Saturday, February 21, 2009

Lucky by Choice

It's usually between 6 and 8 in the evening that i reign supreme in the office. That's because i am the only one around that time. What stops me during the day, you could ask. Now, i would like to believe that i am quite a democrat and we all know the state of Indian prime ministers, don't we?

It was one such evening, around 7:30 when the calming silence of Ansari Road — an interesting place caught in the middle of old and new Delhi and infested with people who are ready to give their lives to get space for parking their severely dented cars, (my car and driver included) was broken by the loud ring of the phone. Unwillingly, i took the call. A heavy but warm voice with a strong South Indian accent beamed, "Is this Wisdom Tree? What is the price of Zen and the art of Happiness ?" 'Okay', i thought to myself, 'here we go.' The gentleman did know how to get me out of my shell though. He ended the fifteen minute conversation with these words, "My dear young man, i must really compliment you, the kind of books you publish, it's really commendable and you should feel lucky that you are earning your money by doing what i think is actually social work. God bless you." I muttered something like "You are being very kind, thank you." and hung up.

It was only after a few seconds that what he really said registered in my mind. How many people in this world receive a call from a 70-year old complete stranger, sitting several hundred miles away, blessing them for what they have been chosen to do?
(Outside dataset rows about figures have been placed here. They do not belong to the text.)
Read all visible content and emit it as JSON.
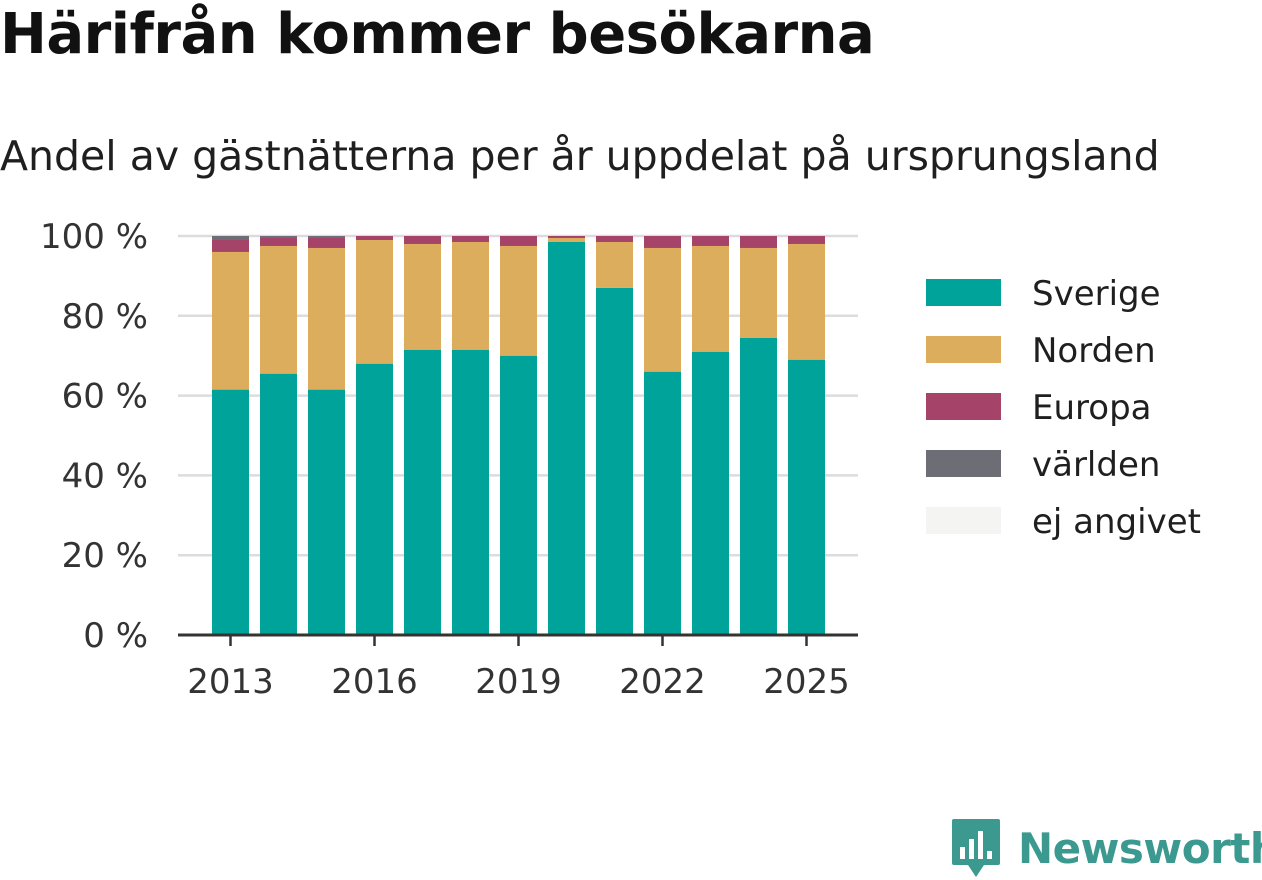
{
  "title": "Härifrån kommer besökarna",
  "subtitle": "Andel av gästnätterna per år uppdelat på ursprungsland",
  "brand": "Newsworthy",
  "colors": {
    "Sverige": "#00a39a",
    "Norden": "#dbad5c",
    "Europa": "#a64368",
    "världen": "#6d6d75",
    "ej angivet": "#f4f4f2",
    "gridline": "#dcdcdc",
    "axis": "#333333",
    "brand": "#3b9990"
  },
  "chart_data": {
    "type": "bar",
    "stacked": true,
    "title": "Härifrån kommer besökarna",
    "subtitle": "Andel av gästnätterna per år uppdelat på ursprungsland",
    "categories": [
      "2013",
      "2014",
      "2015",
      "2016",
      "2017",
      "2018",
      "2019",
      "2020",
      "2021",
      "2022",
      "2023",
      "2024",
      "2025"
    ],
    "x_tick_labels": [
      "2013",
      "2016",
      "2019",
      "2022",
      "2025"
    ],
    "y_tick_labels": [
      "0 %",
      "20 %",
      "40 %",
      "60 %",
      "80 %",
      "100 %"
    ],
    "ylim": [
      0,
      100
    ],
    "yticks": [
      0,
      20,
      40,
      60,
      80,
      100
    ],
    "grid": true,
    "legend_position": "right",
    "series": [
      {
        "name": "Sverige",
        "values": [
          61.5,
          65.5,
          61.5,
          68.0,
          71.5,
          71.5,
          70.0,
          98.5,
          87.0,
          66.0,
          71.0,
          74.5,
          69.0
        ]
      },
      {
        "name": "Norden",
        "values": [
          34.5,
          32.0,
          35.5,
          31.0,
          26.5,
          27.0,
          27.5,
          1.0,
          11.5,
          31.0,
          26.5,
          22.5,
          29.0
        ]
      },
      {
        "name": "Europa",
        "values": [
          3.0,
          2.0,
          2.5,
          1.0,
          2.0,
          1.5,
          2.5,
          0.5,
          1.5,
          3.0,
          2.5,
          3.0,
          2.0
        ]
      },
      {
        "name": "världen",
        "values": [
          1.0,
          0.5,
          0.5,
          0.0,
          0.0,
          0.0,
          0.0,
          0.0,
          0.0,
          0.0,
          0.0,
          0.0,
          0.0
        ]
      },
      {
        "name": "ej angivet",
        "values": [
          0,
          0,
          0,
          0,
          0,
          0,
          0,
          0,
          0,
          0,
          0,
          0,
          0
        ]
      }
    ]
  }
}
I surely feel really lucky to be a publisher.

Wednesday, January 28, 2009

The Reading Effect

In economics, they have what they say is the 'lipstick effect', wherein, during the times of meltdowns, the sale of lipsticks goes up significantly. The reason is understandable — lipsticks don't cost much and have a special 'feel good' effect.
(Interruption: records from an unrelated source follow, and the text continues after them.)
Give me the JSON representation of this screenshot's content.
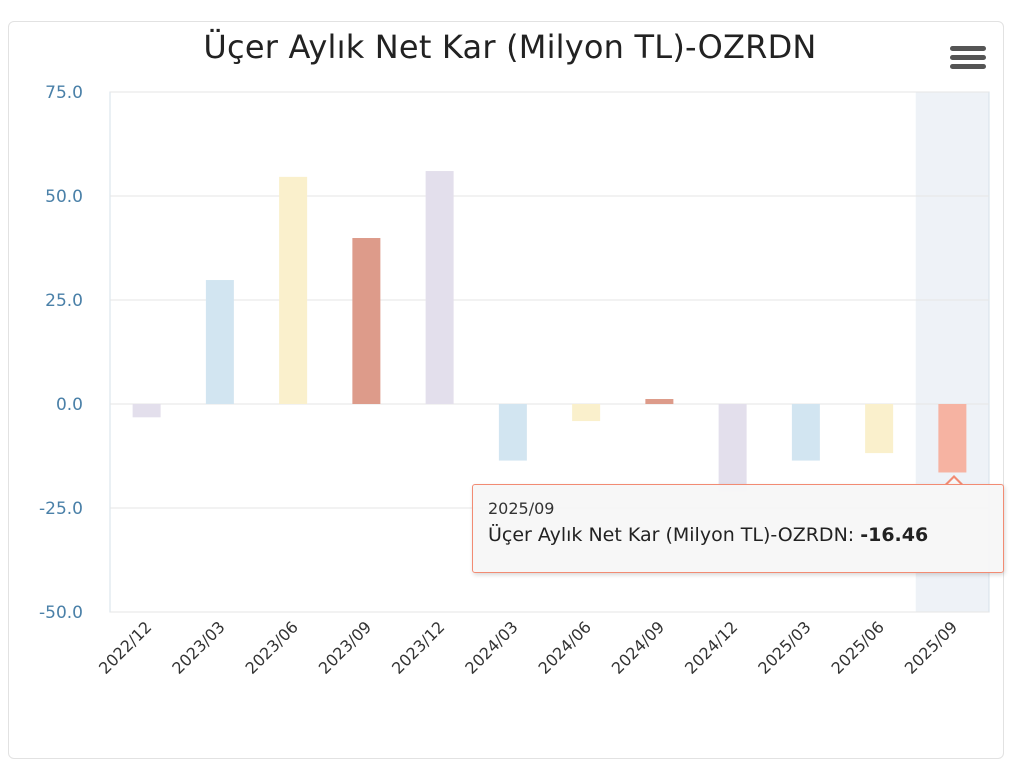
{
  "chart_data": {
    "type": "bar",
    "title": "Üçer Aylık Net Kar (Milyon TL)-OZRDN",
    "categories": [
      "2022/12",
      "2023/03",
      "2023/06",
      "2023/09",
      "2023/12",
      "2024/03",
      "2024/06",
      "2024/09",
      "2024/12",
      "2025/03",
      "2025/06",
      "2025/09"
    ],
    "series": [
      {
        "name": "Üçer Aylık Net Kar (Milyon TL)-OZRDN",
        "values": [
          -3.2,
          29.8,
          54.6,
          39.9,
          56.0,
          -13.6,
          -4.1,
          1.2,
          -21.0,
          -13.6,
          -11.8,
          -16.46
        ]
      }
    ],
    "bar_colors": [
      "#e3dfec",
      "#d2e5f1",
      "#faf0cc",
      "#dd9b8a",
      "#e3dfec",
      "#d2e5f1",
      "#faf0cc",
      "#dd9b8a",
      "#e3dfec",
      "#d2e5f1",
      "#faf0cc",
      "#f6b3a2"
    ],
    "yticks": [
      "75.0",
      "50.0",
      "25.0",
      "0.0",
      "-25.0",
      "-50.0"
    ],
    "ylim": [
      -50,
      75
    ],
    "highlighted_category": "2025/09",
    "grid": true,
    "legend": "none"
  },
  "tooltip": {
    "date": "2025/09",
    "series_label": "Üçer Aylık Net Kar (Milyon TL)-OZRDN: ",
    "value": "-16.46"
  },
  "colors": {
    "axis_label": "#4a80a8",
    "tooltip_border": "#f28b73",
    "highlight_band": "#eef2f7",
    "grid": "#e6e6e6"
  },
  "icons": {
    "menu": "hamburger-menu-icon"
  }
}
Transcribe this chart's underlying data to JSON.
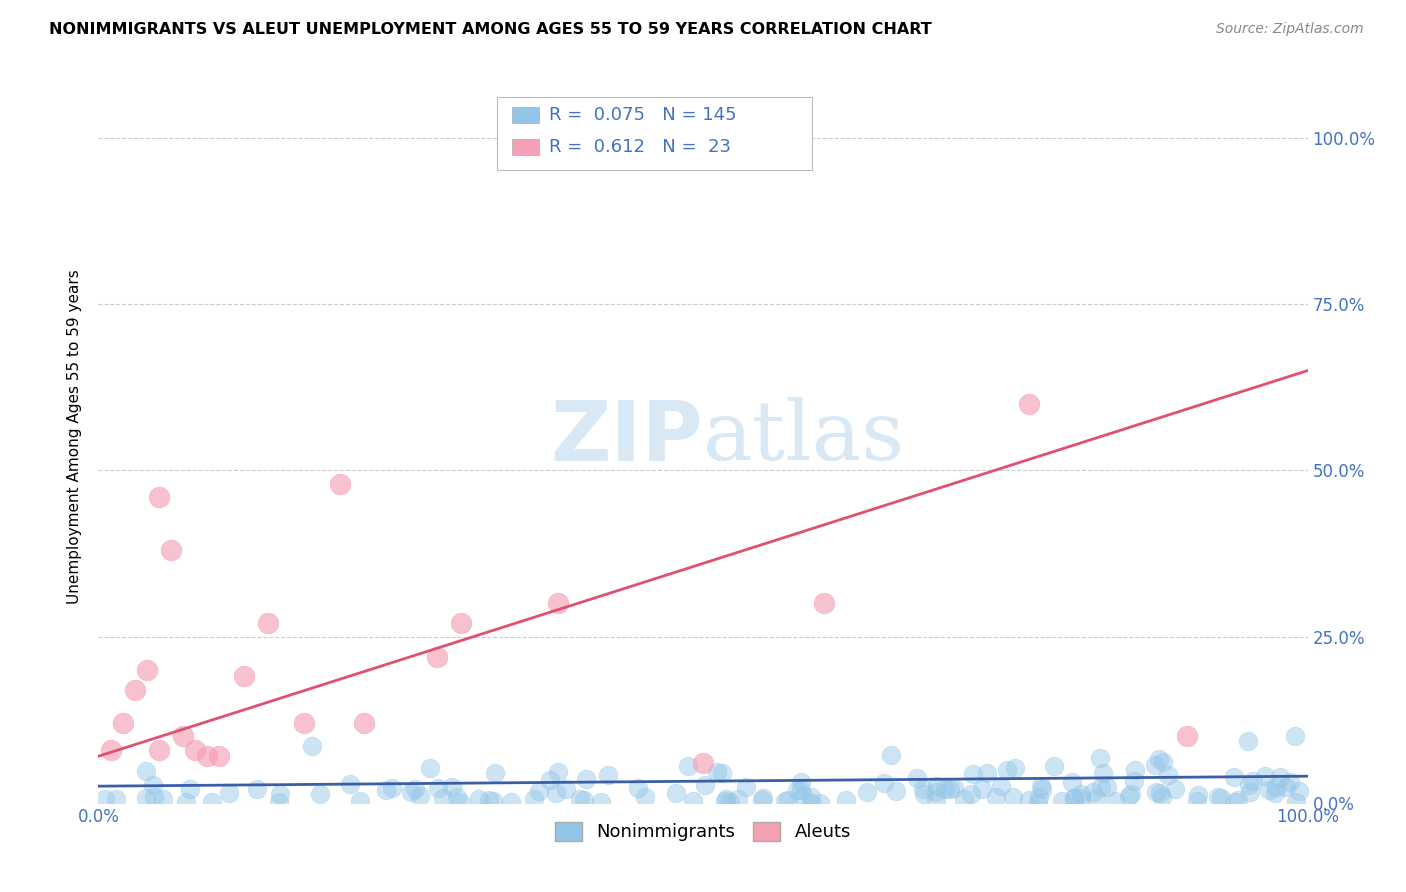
{
  "title": "NONIMMIGRANTS VS ALEUT UNEMPLOYMENT AMONG AGES 55 TO 59 YEARS CORRELATION CHART",
  "source": "Source: ZipAtlas.com",
  "ylabel": "Unemployment Among Ages 55 to 59 years",
  "xlim": [
    0.0,
    1.0
  ],
  "ylim": [
    0.0,
    1.1
  ],
  "x_tick_labels": [
    "0.0%",
    "100.0%"
  ],
  "y_tick_labels": [
    "0.0%",
    "25.0%",
    "50.0%",
    "75.0%",
    "100.0%"
  ],
  "y_ticks": [
    0.0,
    0.25,
    0.5,
    0.75,
    1.0
  ],
  "nonimmigrant_color": "#92C5E8",
  "aleut_color": "#F4A0B5",
  "nonimmigrant_line_color": "#3A5FA8",
  "aleut_line_color": "#E05070",
  "R_nonimmigrant": 0.075,
  "N_nonimmigrant": 145,
  "R_aleut": 0.612,
  "N_aleut": 23,
  "legend_text_color": "#4472C4",
  "background_color": "#FFFFFF",
  "grid_color": "#CCCCCC",
  "aleut_line_x0": 0.0,
  "aleut_line_y0": 0.07,
  "aleut_line_x1": 1.0,
  "aleut_line_y1": 0.65,
  "nonim_line_x0": 0.0,
  "nonim_line_y0": 0.025,
  "nonim_line_x1": 1.0,
  "nonim_line_y1": 0.04,
  "aleut_pts_x": [
    0.01,
    0.02,
    0.03,
    0.04,
    0.05,
    0.05,
    0.06,
    0.07,
    0.08,
    0.09,
    0.1,
    0.12,
    0.14,
    0.17,
    0.2,
    0.22,
    0.28,
    0.3,
    0.38,
    0.5,
    0.6,
    0.77,
    0.9
  ],
  "aleut_pts_y": [
    0.08,
    0.12,
    0.17,
    0.2,
    0.08,
    0.46,
    0.38,
    0.1,
    0.08,
    0.07,
    0.07,
    0.19,
    0.27,
    0.12,
    0.48,
    0.12,
    0.22,
    0.27,
    0.3,
    0.06,
    0.3,
    0.6,
    0.1
  ]
}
I believe books are much better — most of them cost as little as a lipstick, sometimes even lesser, and the 'feel good' effect is far more endearing. Not to forget, a book is not a consumable and gives us wisdom that may change our lives for good.
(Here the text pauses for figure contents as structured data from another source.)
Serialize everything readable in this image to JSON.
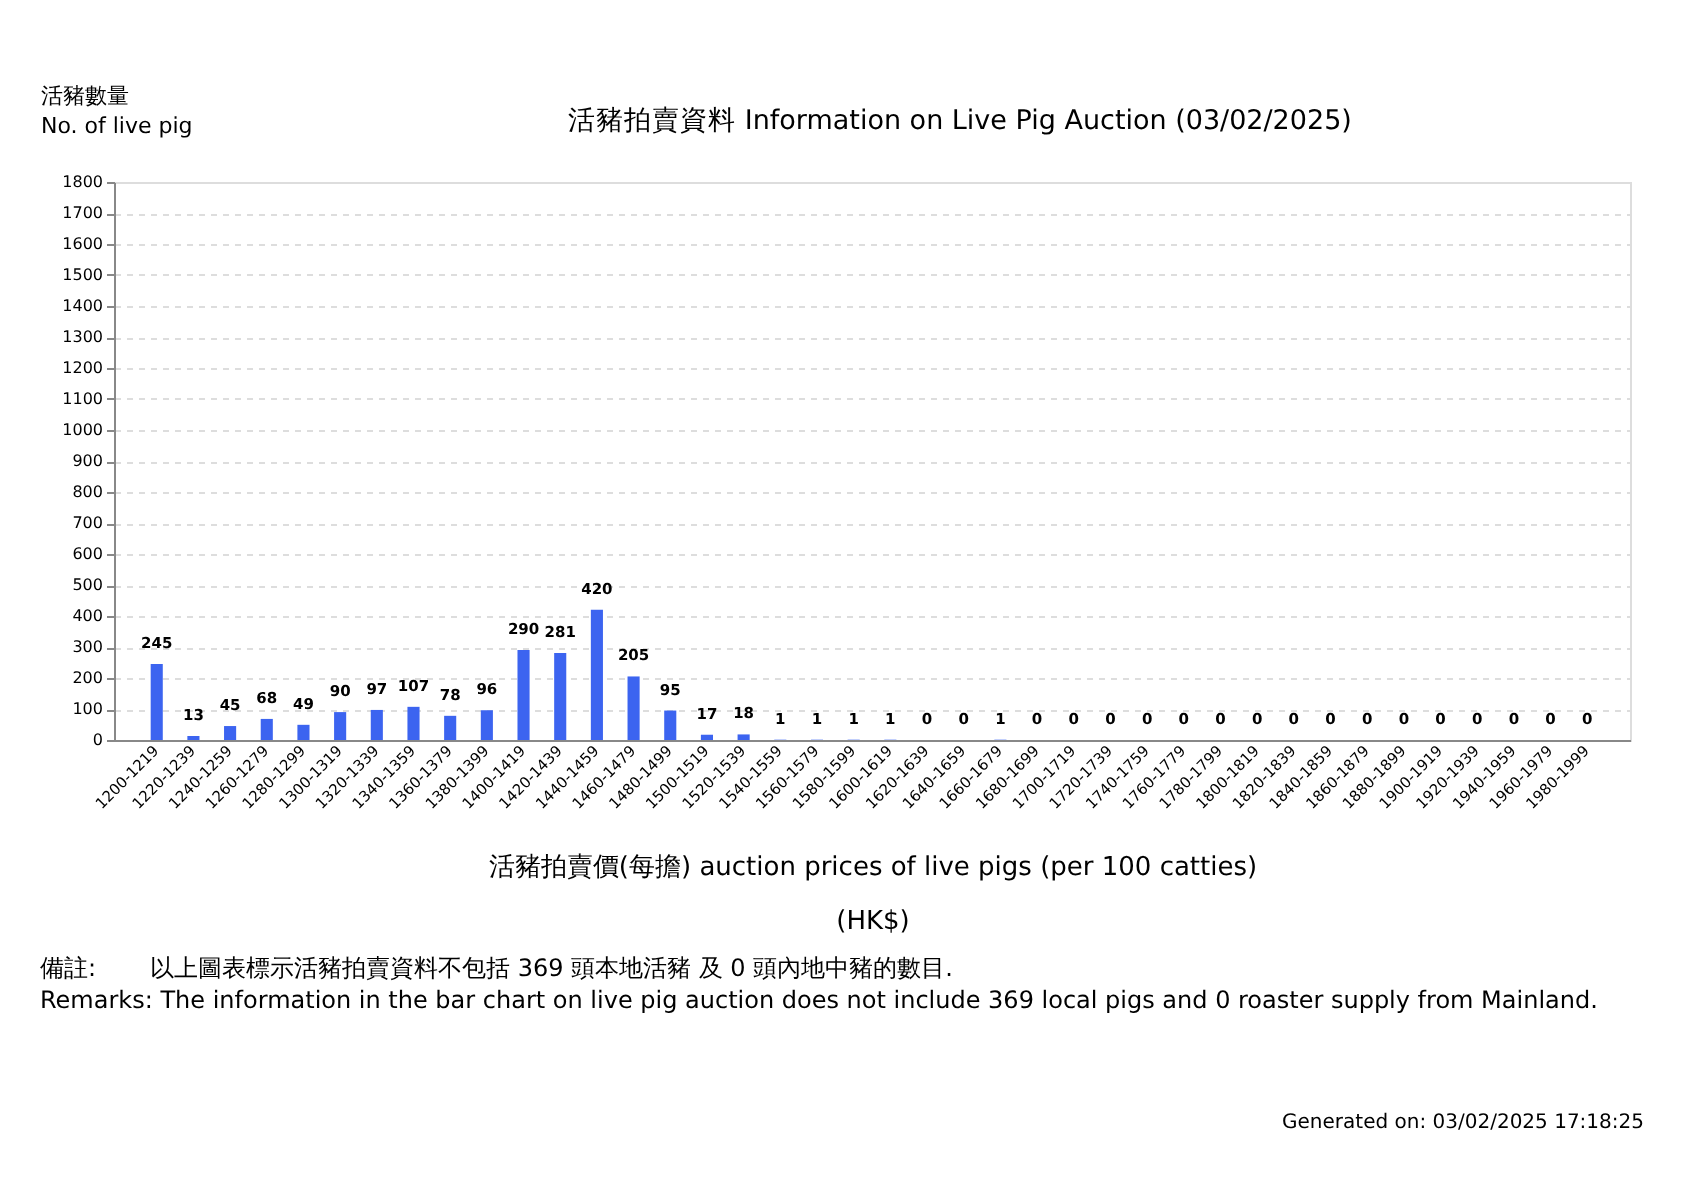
{
  "chart_data": {
    "type": "bar",
    "title": "活豬拍賣資料 Information on Live Pig Auction (03/02/2025)",
    "ylabel": "活豬數量\nNo. of live pig",
    "xlabel": "活豬拍賣價(每擔) auction prices of live pigs (per 100 catties)\n(HK$)",
    "categories": [
      "1200-1219",
      "1220-1239",
      "1240-1259",
      "1260-1279",
      "1280-1299",
      "1300-1319",
      "1320-1339",
      "1340-1359",
      "1360-1379",
      "1380-1399",
      "1400-1419",
      "1420-1439",
      "1440-1459",
      "1460-1479",
      "1480-1499",
      "1500-1519",
      "1520-1539",
      "1540-1559",
      "1560-1579",
      "1580-1599",
      "1600-1619",
      "1620-1639",
      "1640-1659",
      "1660-1679",
      "1680-1699",
      "1700-1719",
      "1720-1739",
      "1740-1759",
      "1760-1779",
      "1780-1799",
      "1800-1819",
      "1820-1839",
      "1840-1859",
      "1860-1879",
      "1880-1899",
      "1900-1919",
      "1920-1939",
      "1940-1959",
      "1960-1979",
      "1980-1999"
    ],
    "values": [
      245,
      13,
      45,
      68,
      49,
      90,
      97,
      107,
      78,
      96,
      290,
      281,
      420,
      205,
      95,
      17,
      18,
      1,
      1,
      1,
      1,
      0,
      0,
      1,
      0,
      0,
      0,
      0,
      0,
      0,
      0,
      0,
      0,
      0,
      0,
      0,
      0,
      0,
      0,
      0
    ],
    "color": "#3c64f0",
    "ylim": [
      0,
      1800
    ],
    "yticks": [
      0,
      100,
      200,
      300,
      400,
      500,
      600,
      700,
      800,
      900,
      1000,
      1100,
      1200,
      1300,
      1400,
      1500,
      1600,
      1700,
      1800
    ],
    "grid": "y",
    "data_labels": true,
    "annotations": [
      "備註:",
      "以上圖表標示活豬拍賣資料不包括 369 頭本地活豬 及 0 頭內地中豬的數目.",
      "Remarks: The information in the bar chart on live pig auction does not include 369 local pigs and 0 roaster supply from Mainland.",
      "Generated on: 03/02/2025 17:18:25"
    ]
  }
}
So go ahead, intuitively pick up a book from the millions available (don't bother about those funny bestseller lists) and beat the 'meltdown blues'.

That also makes publishing one of the most recession-proof professions, so better still, join it !

Sunday, January 4, 2009

Boycotting Books from Pakistan

So what is more important — nationalism or universal brotherhood? While Pakistan relentlessly bleeds India with a thousand cuts, we continue to create stars out of Pakistani singers, comedians and writers. The nation of Gandhi seems to be following his philosophy of offering the other cheek when slapped on one religiously. We are the big brother — forever resilient and pluralist. In that sense, is the Oxford Bookstore's decision to ban books written by Pakistani authors the right one? Or is it merely a knee-jerk reaction?

Well, if they have done it because it's a well thought out stand and they would replicate it across India, we should respect their decision and maybe even follow suit depending on our free will. But if they have done it because they are scared of extra constitutional powers or out of some pressure, all of us who believe in the power of democracy should condemn it in no uncertain terms. Our freedom of speech and independence are our strengths and we must do everything in our means to preserve them.

Forced bans are absolutely unacceptable, voluntary boycotts though are always welcome. Remember we live in India, not Pakistan.